La question des droits de la défense dans les enquêtes internes conduit à une tension permanente entre deux exigences : d’une part, l’efficacité de l’action administrative, qui doit pouvoir réagir rapidement aux signalements et dysfonctionnements ; d’autre part, le respect des garanties fondamentales des agents publics. Or cette tension est accentuée par l’absence de véritable cadre juridique dédié aux enquêtes administratives, comme l’a encore montré Samuel Deliancourt dans son étude récente sur la « Vaine recherche d’un cadre juridique » des enquêtes administratives¹. En miroir, Marie-Anne Frison-Roche, dans ses travaux sur la compliance et les droits de la défense, insiste sur l’illusion dangereuse du « séquençage » procédural, qui prétend isoler artificiellement l’enquête interne des suites disciplinaires et pénales².

La confrontation de ces deux perspectives invite à repenser en profondeur la manière dont l’administration publique conçoit ses enquêtes internes : celles-ci ne doivent plus être un simple prélude, mais déjà le lieu d’application des droits fondamentaux.

 

1. Une enquête sans cadre normatif contraignant

Comme le souligne Samuel Deliancourt, l’enquête interne dans les services de ressources humaines constitue un simple élément de preuve et, comme toute preuve, celle-ci est libre, soumise seulement au principe de loyauté. L’administration dispose d’une liberté totale pour ouvrir, ou non, une enquête interne. Celle-ci ne relève ni d’une obligation légale ni d’un régime précis : il s’agit d’une mesure préparatoire, qualifiée par la jurisprudence de mesure d’ordre intérieur, insusceptible de recours³. L’agent concerné ne peut donc exiger l’ouverture d’une enquête ni contester son déroulement.

Cette absence de cadre, qui peut sembler paradoxale dans un État de droit, présente un double visage. D’un côté, elle offre une grande souplesse et permet aux employeurs publics de réagir rapidement face à des situations sensibles (harcèlement, manquement grave, imputabilité d’un accident).
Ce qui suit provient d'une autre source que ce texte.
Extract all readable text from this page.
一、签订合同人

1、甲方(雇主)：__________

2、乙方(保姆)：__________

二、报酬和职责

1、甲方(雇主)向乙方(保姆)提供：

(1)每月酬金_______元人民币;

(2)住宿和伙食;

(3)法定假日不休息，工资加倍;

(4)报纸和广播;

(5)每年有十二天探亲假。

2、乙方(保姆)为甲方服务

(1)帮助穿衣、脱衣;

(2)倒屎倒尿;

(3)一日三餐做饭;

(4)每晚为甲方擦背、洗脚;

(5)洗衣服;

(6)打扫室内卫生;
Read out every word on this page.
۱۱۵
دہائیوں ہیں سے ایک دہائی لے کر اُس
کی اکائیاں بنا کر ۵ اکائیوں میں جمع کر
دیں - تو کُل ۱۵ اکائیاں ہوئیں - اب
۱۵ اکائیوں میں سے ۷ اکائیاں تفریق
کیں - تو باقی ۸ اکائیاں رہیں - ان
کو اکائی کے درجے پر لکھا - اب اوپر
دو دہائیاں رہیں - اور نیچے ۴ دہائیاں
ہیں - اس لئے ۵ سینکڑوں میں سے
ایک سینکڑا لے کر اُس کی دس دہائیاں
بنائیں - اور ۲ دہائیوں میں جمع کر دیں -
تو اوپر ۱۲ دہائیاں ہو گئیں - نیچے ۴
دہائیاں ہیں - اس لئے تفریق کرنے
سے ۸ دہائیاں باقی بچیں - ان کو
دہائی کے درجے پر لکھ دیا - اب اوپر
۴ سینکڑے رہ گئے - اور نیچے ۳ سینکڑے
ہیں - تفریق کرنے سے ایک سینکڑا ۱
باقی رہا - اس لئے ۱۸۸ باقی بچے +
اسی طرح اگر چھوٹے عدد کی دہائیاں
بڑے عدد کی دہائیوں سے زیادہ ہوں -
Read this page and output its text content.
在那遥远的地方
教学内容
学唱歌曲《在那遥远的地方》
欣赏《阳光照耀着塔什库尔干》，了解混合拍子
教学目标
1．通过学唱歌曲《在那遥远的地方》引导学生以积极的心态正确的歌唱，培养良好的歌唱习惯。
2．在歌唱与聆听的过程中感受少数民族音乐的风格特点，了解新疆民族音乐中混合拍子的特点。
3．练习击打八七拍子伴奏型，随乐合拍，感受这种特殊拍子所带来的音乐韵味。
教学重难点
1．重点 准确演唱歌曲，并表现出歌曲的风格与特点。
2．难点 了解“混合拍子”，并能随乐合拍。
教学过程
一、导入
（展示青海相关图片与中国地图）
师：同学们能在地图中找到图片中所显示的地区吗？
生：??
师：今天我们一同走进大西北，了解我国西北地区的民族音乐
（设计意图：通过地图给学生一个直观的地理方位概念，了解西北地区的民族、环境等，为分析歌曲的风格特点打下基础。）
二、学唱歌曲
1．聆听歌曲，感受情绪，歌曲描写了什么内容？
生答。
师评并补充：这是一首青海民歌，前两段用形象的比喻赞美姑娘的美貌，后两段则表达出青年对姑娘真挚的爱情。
Mais de l’autre, elle expose à un risque majeur : l’atteinte aux garanties fondamentales de la personne mise en cause, privée d’un cadre clair définissant ses droits.

 

2. Le séquençage procédural : une fiction dangereuse

C’est précisément ce que dénonce Marie-Anne Frison-Roche : considérer l’enquête interne comme une simple opération « ex ante », indépendante des procédures ultérieures, revient à nier sa fonction réelle⁴. L’enquête interne n’est pas un exercice neutre de collecte d’informations : elle constitue un moment déterminant, dont les résultats alimenteront potentiellement une procédure disciplinaire, voire pénale.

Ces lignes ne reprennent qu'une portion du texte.